Here are some practical observations, not necessarily correct, but worth pondering:
1. About timing: If the market keeps falling during the day domestically, it’s often an opportunity; after 9:30 PM when external markets move, it’s easy to see a rebound. Conversely, if prices rise sharply during the day, don’t chase high; at night, a pullback is highly likely.
2. About signals: Pinning is the most honest language. The deeper the pin, the stronger the reverse signal.
3. About news: Major meetings or positive developments usually have already been priced in before they land; once the news is out, it’s basically the time to cash out.

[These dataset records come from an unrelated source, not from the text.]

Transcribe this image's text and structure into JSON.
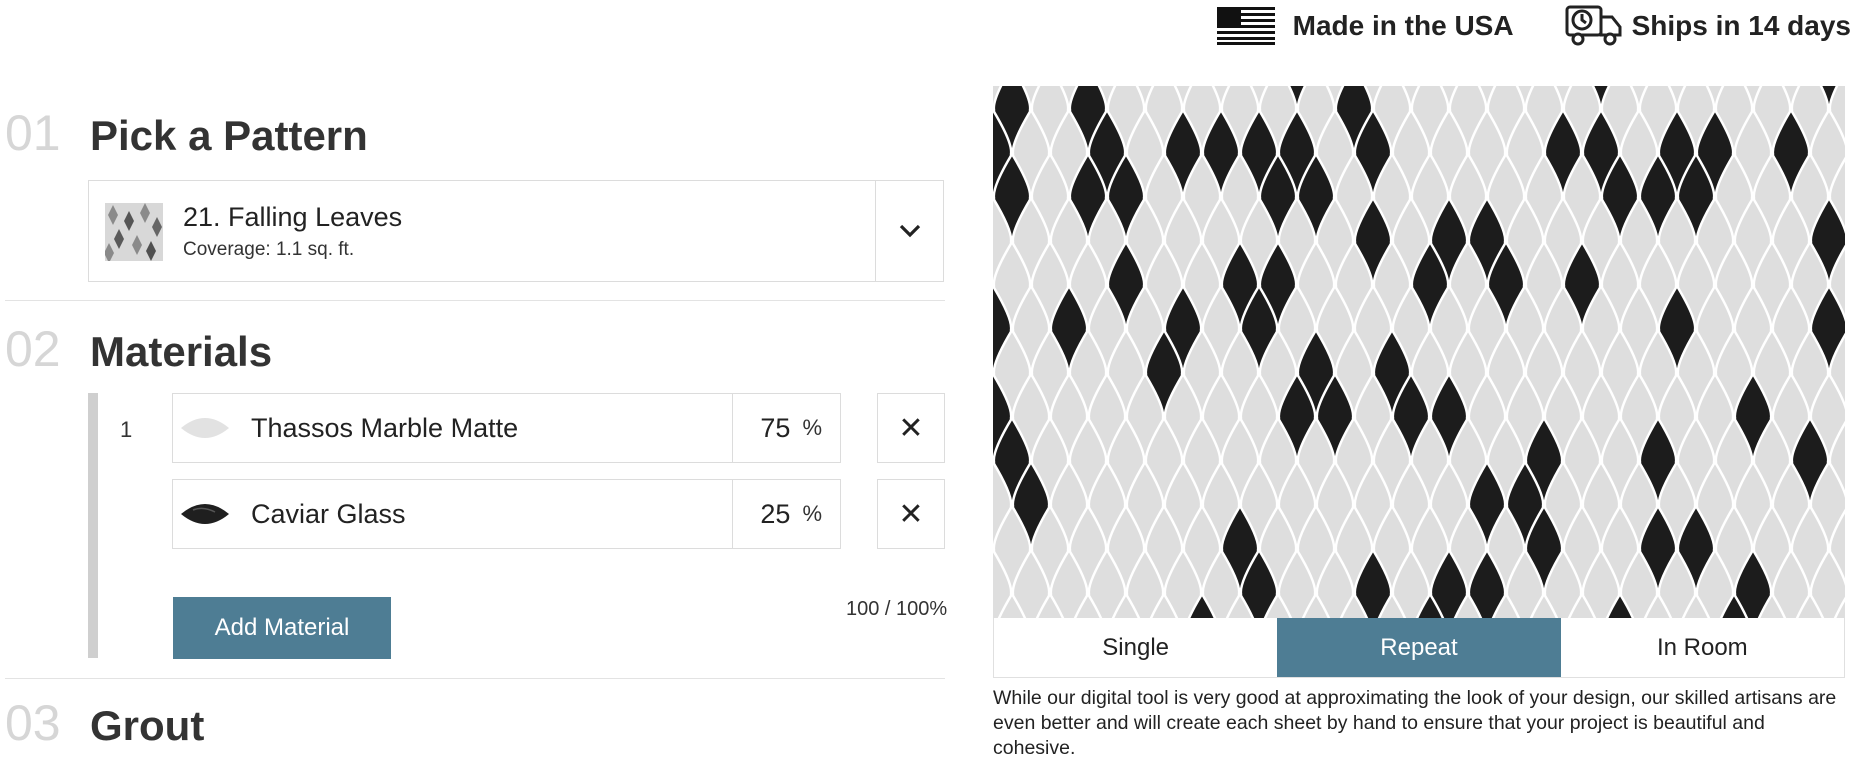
{
  "badges": {
    "usa_label": "Made in the USA",
    "shipping_label": "Ships in 14 days"
  },
  "steps": [
    {
      "number": "01",
      "title": "Pick a Pattern"
    },
    {
      "number": "02",
      "title": "Materials"
    },
    {
      "number": "03",
      "title": "Grout"
    }
  ],
  "pattern": {
    "name": "21. Falling Leaves",
    "coverage": "Coverage: 1.1 sq. ft.",
    "toggle_icon": "chevron-down-icon"
  },
  "materials": {
    "group_index": "1",
    "items": [
      {
        "name": "Thassos Marble Matte",
        "percent": "75",
        "percent_sign": "%",
        "swatch_color": "#e2e2e2",
        "remove_icon": "✕"
      },
      {
        "name": "Caviar Glass",
        "percent": "25",
        "percent_sign": "%",
        "swatch_color": "#1f1f1f",
        "remove_icon": "✕"
      }
    ],
    "add_label": "Add Material",
    "total": "100 / 100%"
  },
  "preview": {
    "tabs": [
      {
        "label": "Single",
        "active": false
      },
      {
        "label": "Repeat",
        "active": true
      },
      {
        "label": "In Room",
        "active": false
      }
    ],
    "disclaimer": "While our digital tool is very good at approximating the look of your design, our skilled artisans are even better and will create each sheet by hand to ensure that your project is beautiful and cohesive."
  },
  "colors": {
    "accent": "#4e7d94",
    "light_tile": "#dedede",
    "dark_tile": "#1c1c1c"
  }
}
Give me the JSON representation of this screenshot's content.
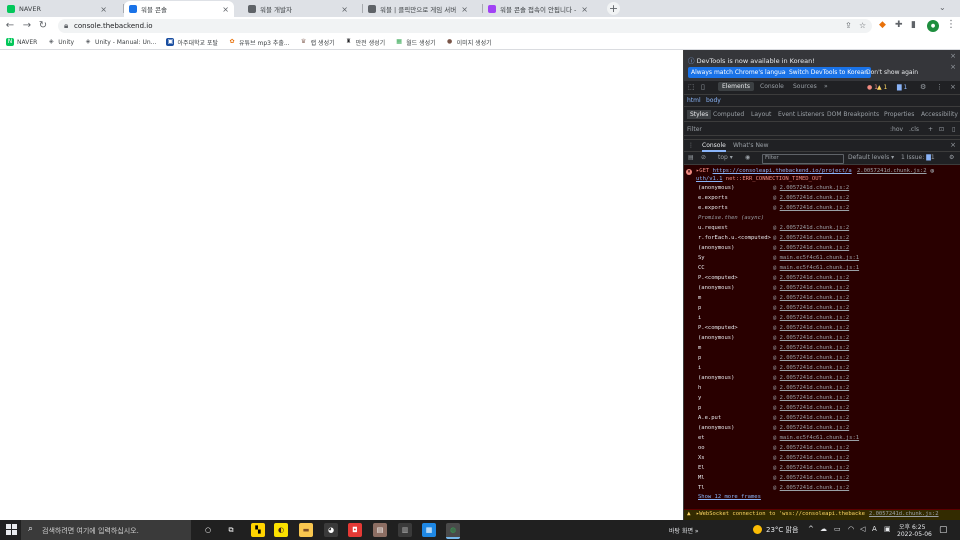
{
  "browser": {
    "tabs": [
      {
        "title": "NAVER",
        "favicon_color": "#03c75a",
        "icon": "naver-favicon"
      },
      {
        "title": "워블 콘솔",
        "favicon_color": "#1a73e8",
        "icon": "workbench-favicon",
        "active": true
      },
      {
        "title": "워블 개발자",
        "favicon_color": "#5f6368",
        "icon": "cloud-favicon"
      },
      {
        "title": "워블 | 클릭만으로 게임 서버 완...",
        "favicon_color": "#5f6368",
        "icon": "cloud-favicon"
      },
      {
        "title": "워블 콘솔 접속이 안됩니다 - 인...",
        "favicon_color": "#a142f4",
        "icon": "community-favicon"
      }
    ],
    "new_tab": "+",
    "url": "console.thebackend.io",
    "bookmarks": [
      {
        "label": "NAVER",
        "icon": "N",
        "color": "#03c75a"
      },
      {
        "label": "Unity",
        "icon": "◈",
        "color": "#5f6368"
      },
      {
        "label": "Unity - Manual: Un...",
        "icon": "◈",
        "color": "#5f6368"
      },
      {
        "label": "아주대학교 포탈",
        "icon": "▣",
        "color": "#1a4ea1"
      },
      {
        "label": "유튜브 mp3 추출...",
        "icon": "✿",
        "color": "#e8710a"
      },
      {
        "label": "랩 생성기",
        "icon": "♛",
        "color": "#8d6e63"
      },
      {
        "label": "만전 생성기",
        "icon": "♜",
        "color": "#202124"
      },
      {
        "label": "월드 생성기",
        "icon": "▦",
        "color": "#34a853"
      },
      {
        "label": "이미지 생성기",
        "icon": "●",
        "color": "#795548"
      }
    ]
  },
  "devtools": {
    "notice": "DevTools is now available in Korean!",
    "notice_buttons": [
      "Always match Chrome's language",
      "Switch DevTools to Korean"
    ],
    "dont_show": "Don't show again",
    "main_tabs": [
      "Elements",
      "Console",
      "Sources"
    ],
    "more_tabs": "»",
    "error_count": "1",
    "warning_count": "1",
    "info_count": "1",
    "crumbs": [
      "html",
      "body"
    ],
    "sub_tabs": [
      "Styles",
      "Computed",
      "Layout",
      "Event Listeners",
      "DOM Breakpoints",
      "Properties",
      "Accessibility"
    ],
    "filter_placeholder": "Filter",
    "filter_hov": ":hov",
    "filter_cls": ".cls",
    "drawer_tabs": [
      "Console",
      "What's New"
    ],
    "console_toolbar": {
      "context": "top",
      "filter_placeholder": "Filter",
      "levels": "Default levels",
      "issues": "1 Issue:",
      "issues_count": "1"
    },
    "error": {
      "prefix": "▸GET ",
      "url": "https://consoleapi.thebackend.io/project/a",
      "url_cont": "uth/v1.1",
      "message": " net::ERR_CONNECTION_TIMED_OUT",
      "source": "2.0057241d.chunk.js:2",
      "frames": [
        {
          "name": "(anonymous)",
          "src": "2.0057241d.chunk.js:2"
        },
        {
          "name": "e.exports",
          "src": "2.0057241d.chunk.js:2"
        },
        {
          "name": "e.exports",
          "src": "2.0057241d.chunk.js:2"
        },
        {
          "name": "Promise.then (async)",
          "src": "",
          "async": true
        },
        {
          "name": "u.request",
          "src": "2.0057241d.chunk.js:2"
        },
        {
          "name": "r.forEach.u.<computed>",
          "src": "2.0057241d.chunk.js:2"
        },
        {
          "name": "(anonymous)",
          "src": "2.0057241d.chunk.js:2"
        },
        {
          "name": "Sy",
          "src": "main.ec5f4c61.chunk.js:1"
        },
        {
          "name": "CC",
          "src": "main.ec5f4c61.chunk.js:1"
        },
        {
          "name": "P.<computed>",
          "src": "2.0057241d.chunk.js:2"
        },
        {
          "name": "(anonymous)",
          "src": "2.0057241d.chunk.js:2"
        },
        {
          "name": "m",
          "src": "2.0057241d.chunk.js:2"
        },
        {
          "name": "p",
          "src": "2.0057241d.chunk.js:2"
        },
        {
          "name": "i",
          "src": "2.0057241d.chunk.js:2"
        },
        {
          "name": "P.<computed>",
          "src": "2.0057241d.chunk.js:2"
        },
        {
          "name": "(anonymous)",
          "src": "2.0057241d.chunk.js:2"
        },
        {
          "name": "m",
          "src": "2.0057241d.chunk.js:2"
        },
        {
          "name": "p",
          "src": "2.0057241d.chunk.js:2"
        },
        {
          "name": "i",
          "src": "2.0057241d.chunk.js:2"
        },
        {
          "name": "(anonymous)",
          "src": "2.0057241d.chunk.js:2"
        },
        {
          "name": "h",
          "src": "2.0057241d.chunk.js:2"
        },
        {
          "name": "y",
          "src": "2.0057241d.chunk.js:2"
        },
        {
          "name": "p",
          "src": "2.0057241d.chunk.js:2"
        },
        {
          "name": "A.e.put",
          "src": "2.0057241d.chunk.js:2"
        },
        {
          "name": "(anonymous)",
          "src": "2.0057241d.chunk.js:2"
        },
        {
          "name": "et",
          "src": "main.ec5f4c61.chunk.js:1"
        },
        {
          "name": "oo",
          "src": "2.0057241d.chunk.js:2"
        },
        {
          "name": "Xs",
          "src": "2.0057241d.chunk.js:2"
        },
        {
          "name": "El",
          "src": "2.0057241d.chunk.js:2"
        },
        {
          "name": "Ml",
          "src": "2.0057241d.chunk.js:2"
        },
        {
          "name": "Tl",
          "src": "2.0057241d.chunk.js:2"
        }
      ],
      "show_more": "Show 12 more frames"
    },
    "warning": {
      "text": "▸WebSocket connection to 'wss://consoleapi.thebacke",
      "source": "2.0057241d.chunk.js:2"
    }
  },
  "taskbar": {
    "search_placeholder": "검색하려면 여기에 입력하십시오.",
    "desktop_label": "바탕 화면",
    "weather": "23°C 맑음",
    "time": "오후 6:25",
    "date": "2022-05-06"
  }
}
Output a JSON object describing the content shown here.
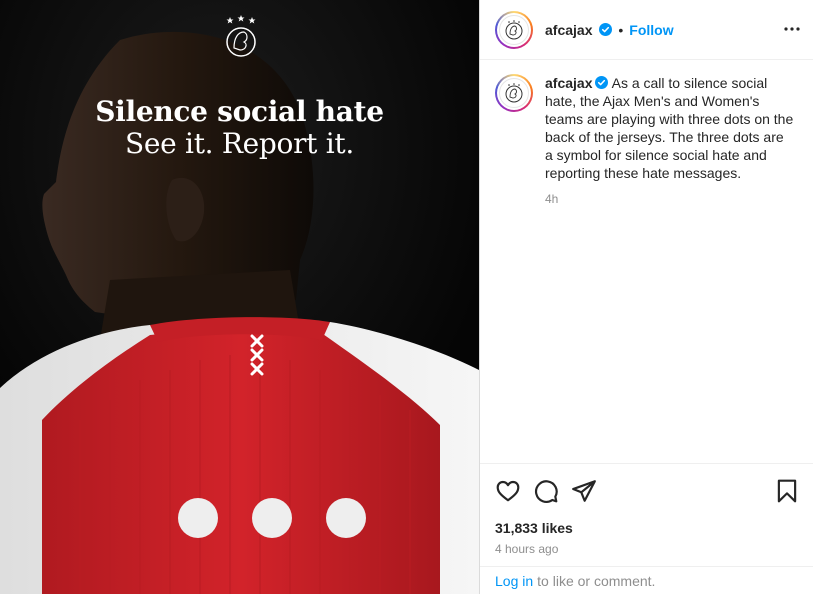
{
  "media": {
    "headline_line1": "Silence social hate",
    "headline_line2": "See it. Report it.",
    "logo_icon": "ajax-club-crest-icon",
    "colors": {
      "background": "#0b0b0b",
      "jersey_red": "#d2232a",
      "jersey_white": "#f2f2f2"
    }
  },
  "header": {
    "username": "afcajax",
    "separator": "•",
    "follow_label": "Follow",
    "more_icon": "more-options-icon"
  },
  "caption": {
    "username": "afcajax",
    "text": "As a call to silence social hate, the Ajax Men's and Women's teams are playing with three dots on the back of the jerseys. The three dots are a symbol for silence social hate and reporting these hate messages.",
    "time": "4h"
  },
  "actions": {
    "like_icon": "heart-icon",
    "comment_icon": "comment-icon",
    "share_icon": "share-icon",
    "save_icon": "bookmark-icon"
  },
  "stats": {
    "likes": "31,833 likes",
    "time_ago": "4 hours ago"
  },
  "login": {
    "link_label": "Log in",
    "suffix": "to like or comment."
  },
  "colors": {
    "accent": "#0095f6",
    "verified": "#0095f6",
    "muted": "#8e8e8e"
  }
}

4. About communities: The more lively the discussion about a coin in the group, the more excited you get, the more you need to stay calm. For assets with excessive hype, counter-trend actions are often correct. Conversely, if everyone is not optimistic, you can try holding a small amount.
5. About positions: When you hold a heavy position, you always feel like the market whales are watching your cost line. Just a little more to break even, and the rebound suddenly stops; just after you cut losses, it takes off. This is the cruel reality of the market—most people’s stop-loss points are often the turning points of the trend.
6. About emotions: When you’re so excited that you can’t help sharing your gains, a crash might be just around the corner. When you’re desperate and exit at a loss, the market often just begins.
In short, this market does have some level of manipulation. All we can do is control our positions, stay patient, and wait for others to move first.
Don’t always think about beating the market; first, beat your own emotions. Let’s encourage each other.